Quanto à evolução, os desastres são classificados em:
- desastres súbitos ou de evolução aguda, como deslizamentos, enxurradas, vendavais, terremotos, erupções vulcânicas, chuvas de granizo e outros;
Os desastres súbitos ou de evolução aguda caracterizam-se pela subtaneidade, pela velocidade com que o processo evolui e, normalmente, pela violência dos eventos adversos, causadores dos mesmos.
- desastres de evolução crônica ou gradual, como seca, erosão ou perda de solo, poluição ambiental e outros;
Os desastres de evolução crônica ou gradual, ao contrário, caracterizam-se por serem insidiosos e evoluírem através de etapas de agravamento progressivo.
- desastres por somação de efeitos parciais, como cólera, malária, acidentes de trânsito, acidentes de trabalho e outros.
Os desastres por somação de efeitos parciais são, na realidade, caracterizados pela somação de numerosos acidentes ou ocorrências, com características semelhantes, os quais, quando somados, ao término de um período definem um grande desastre.
Desastres Súbitos ou de Evolução Aguda: Quando resultam da liberação brusca de grande quantidade de energia sobre sistemas vulneráveis. Relacionam-se com eventos ou acidentes de grande magnitude e de ocorrência súbita.
Vendavais, enxurradas, deslizamentos de encostas, nevascas, terremotos, erupções vulcânicas, acidentes ferroviários e aeronáuticos, incêndios e explosões em edifícios densamente ocupados são exemplos de desastres súbitos.

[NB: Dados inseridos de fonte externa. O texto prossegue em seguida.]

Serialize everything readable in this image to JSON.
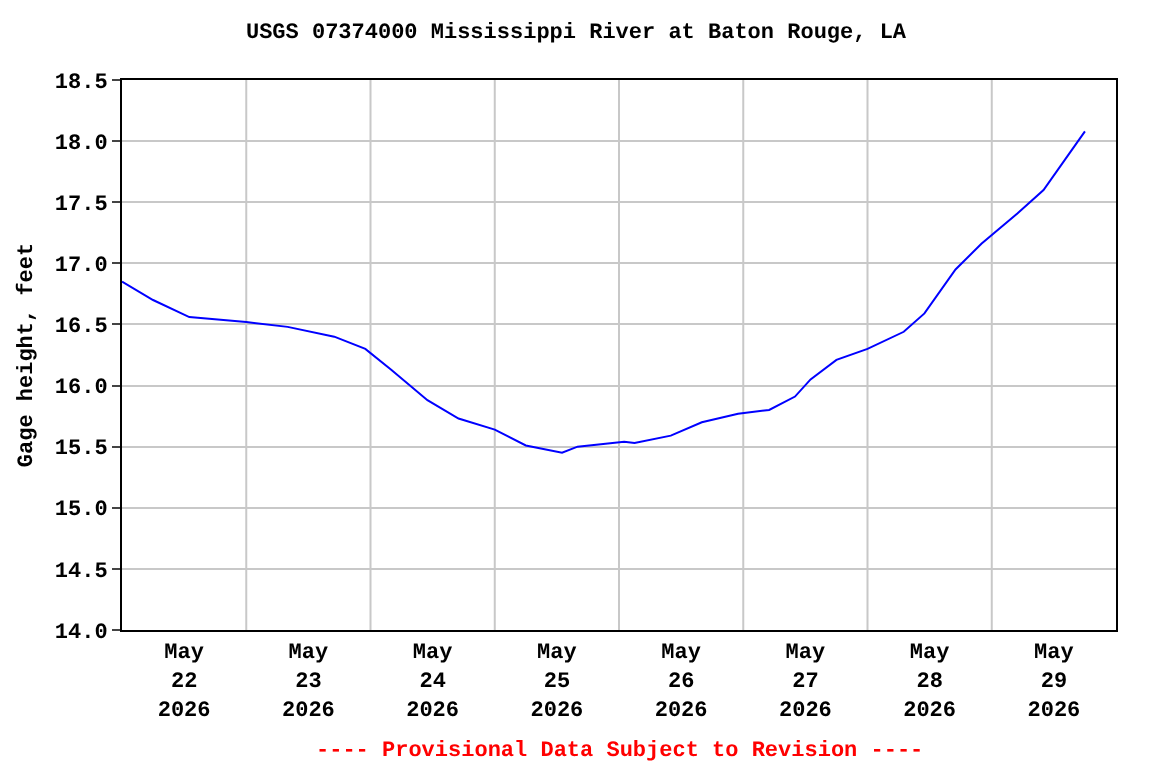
{
  "chart_data": {
    "type": "line",
    "title": "USGS 07374000 Mississippi River at Baton Rouge, LA",
    "ylabel": "Gage height, feet",
    "x": [
      "2026-05-22T00:00",
      "2026-05-22T06:00",
      "2026-05-22T13:00",
      "2026-05-23T00:00",
      "2026-05-23T08:00",
      "2026-05-23T17:00",
      "2026-05-23T23:00",
      "2026-05-24T04:00",
      "2026-05-24T11:00",
      "2026-05-24T17:00",
      "2026-05-25T00:00",
      "2026-05-25T06:00",
      "2026-05-25T13:00",
      "2026-05-25T16:00",
      "2026-05-26T01:00",
      "2026-05-26T03:00",
      "2026-05-26T10:00",
      "2026-05-26T16:00",
      "2026-05-26T23:00",
      "2026-05-27T05:00",
      "2026-05-27T10:00",
      "2026-05-27T13:00",
      "2026-05-27T18:00",
      "2026-05-28T00:00",
      "2026-05-28T07:00",
      "2026-05-28T11:00",
      "2026-05-28T17:00",
      "2026-05-28T22:00",
      "2026-05-29T05:00",
      "2026-05-29T10:00",
      "2026-05-29T15:00",
      "2026-05-29T18:00"
    ],
    "series": [
      {
        "color": "#0000ff",
        "values": [
          16.85,
          16.7,
          16.56,
          16.52,
          16.48,
          16.4,
          16.3,
          16.13,
          15.88,
          15.73,
          15.64,
          15.51,
          15.45,
          15.5,
          15.54,
          15.53,
          15.59,
          15.7,
          15.77,
          15.8,
          15.91,
          16.05,
          16.21,
          16.3,
          16.44,
          16.59,
          16.95,
          17.16,
          17.41,
          17.6,
          17.9,
          18.08
        ]
      }
    ],
    "xlim": [
      "2026-05-22T00:00",
      "2026-05-30T00:00"
    ],
    "xticks": [
      {
        "value": "2026-05-22T12:00",
        "label": "May\n22\n2026"
      },
      {
        "value": "2026-05-23T12:00",
        "label": "May\n23\n2026"
      },
      {
        "value": "2026-05-24T12:00",
        "label": "May\n24\n2026"
      },
      {
        "value": "2026-05-25T12:00",
        "label": "May\n25\n2026"
      },
      {
        "value": "2026-05-26T12:00",
        "label": "May\n26\n2026"
      },
      {
        "value": "2026-05-27T12:00",
        "label": "May\n27\n2026"
      },
      {
        "value": "2026-05-28T12:00",
        "label": "May\n28\n2026"
      },
      {
        "value": "2026-05-29T12:00",
        "label": "May\n29\n2026"
      },
      {
        "value": "2026-05-23T00:00",
        "label": null
      },
      {
        "value": "2026-05-24T00:00",
        "label": null
      },
      {
        "value": "2026-05-25T00:00",
        "label": null
      },
      {
        "value": "2026-05-26T00:00",
        "label": null
      },
      {
        "value": "2026-05-27T00:00",
        "label": null
      },
      {
        "value": "2026-05-28T00:00",
        "label": null
      },
      {
        "value": "2026-05-29T00:00",
        "label": null
      }
    ],
    "ylim": [
      14.0,
      18.5
    ],
    "yticks": [
      {
        "value": 14,
        "label": "14.0"
      },
      {
        "value": 14.5,
        "label": "14.5"
      },
      {
        "value": 15,
        "label": "15.0"
      },
      {
        "value": 15.5,
        "label": "15.5"
      },
      {
        "value": 16,
        "label": "16.0"
      },
      {
        "value": 16.5,
        "label": "16.5"
      },
      {
        "value": 17,
        "label": "17.0"
      },
      {
        "value": 17.5,
        "label": "17.5"
      },
      {
        "value": 18,
        "label": "18.0"
      },
      {
        "value": 18.5,
        "label": "18.5"
      }
    ],
    "grid": true,
    "marker": "none",
    "line_style": "solid",
    "annotations": [
      "---- Provisional Data Subject to Revision ----"
    ]
  }
}
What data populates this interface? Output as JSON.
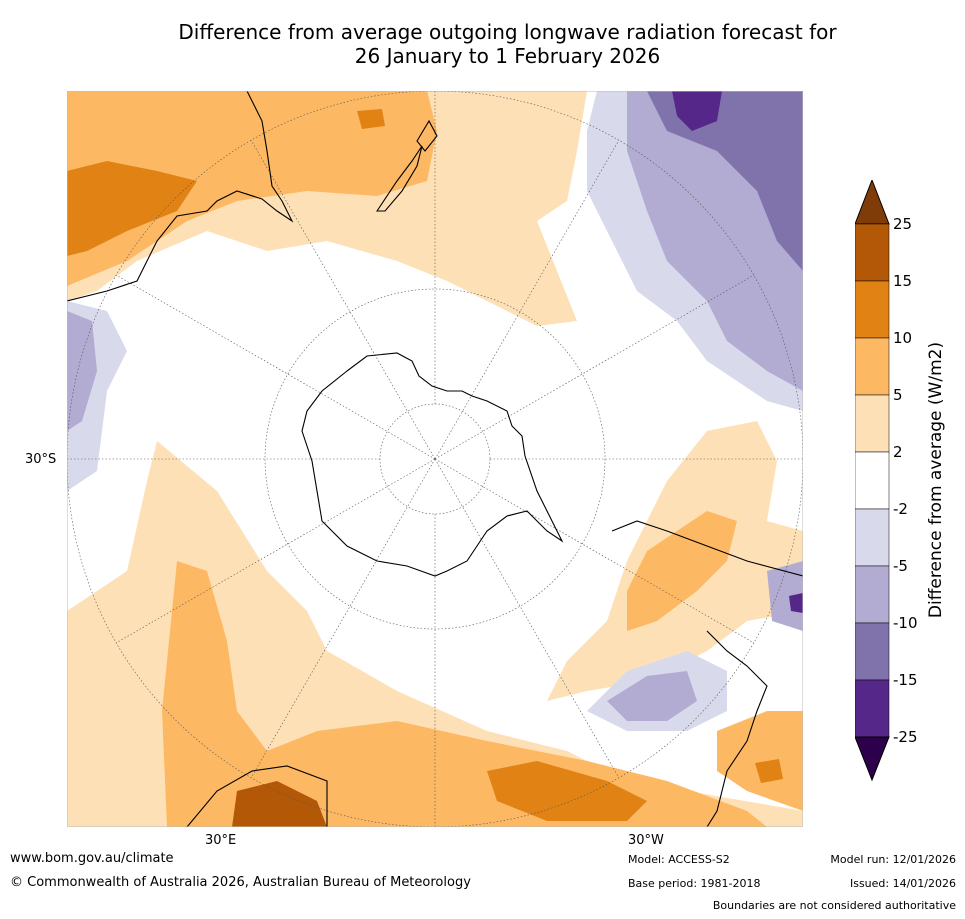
{
  "title_line1": "Difference from average outgoing longwave radiation forecast for",
  "title_line2": "26 January to 1 February 2026",
  "map": {
    "lat_label": "30°S",
    "lon_label_east": "30°E",
    "lon_label_west": "30°W"
  },
  "colorbar": {
    "title": "Difference from average (W/m2)",
    "ticks": [
      "25",
      "15",
      "10",
      "5",
      "2",
      "-2",
      "-5",
      "-10",
      "-15",
      "-25"
    ],
    "colors": {
      "over": "#7f3b08",
      "c15_25": "#b35806",
      "c10_15": "#e08214",
      "c5_10": "#fdb863",
      "c2_5": "#fee0b6",
      "neutral": "#ffffff",
      "cm5_m2": "#d8daeb",
      "cm10_m5": "#b2abd2",
      "cm15_m10": "#8073ac",
      "cm25_m15": "#542788",
      "under": "#2d004b"
    }
  },
  "footer": {
    "website": "www.bom.gov.au/climate",
    "copyright": "© Commonwealth of Australia 2026, Australian Bureau of Meteorology",
    "model": "Model: ACCESS-S2",
    "base_period": "Base period: 1981-2018",
    "model_run": "Model run: 12/01/2026",
    "issued": "Issued: 14/01/2026",
    "disclaimer": "Boundaries are not considered authoritative"
  }
}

Desastres Graduais ou de Evolução Crônica: Quando seus efeitos são sustentados e tendem a se agravar e acentuar de forma gradual.
Secas, estiagens, enchentes cíclicas de grandes bacias hidrográficas, erosão e perda de solo agricultável, guerras de desgaste, fome e desnutrição são exemplos de desastres graduais.
Desastres por Somação de Efeitos Parciais: Quando o grande desastre se define pela somação dos efeitos de pequenos desastres ou acidentes, que ocorrem diuturnamente pelas mesmas causas e com características semelhantes.
Acidentes de trânsito, desastres rodoviários, acidentes no transporte de cargas perigosas, hiperendemia de traumas provocada pela violência, hiperendemias de malária e de cólera e a pandemia da SIDA são exemplos de graves desastres por somação de efeitos parciais, que causam imensos prejuízos sociais e econômicos.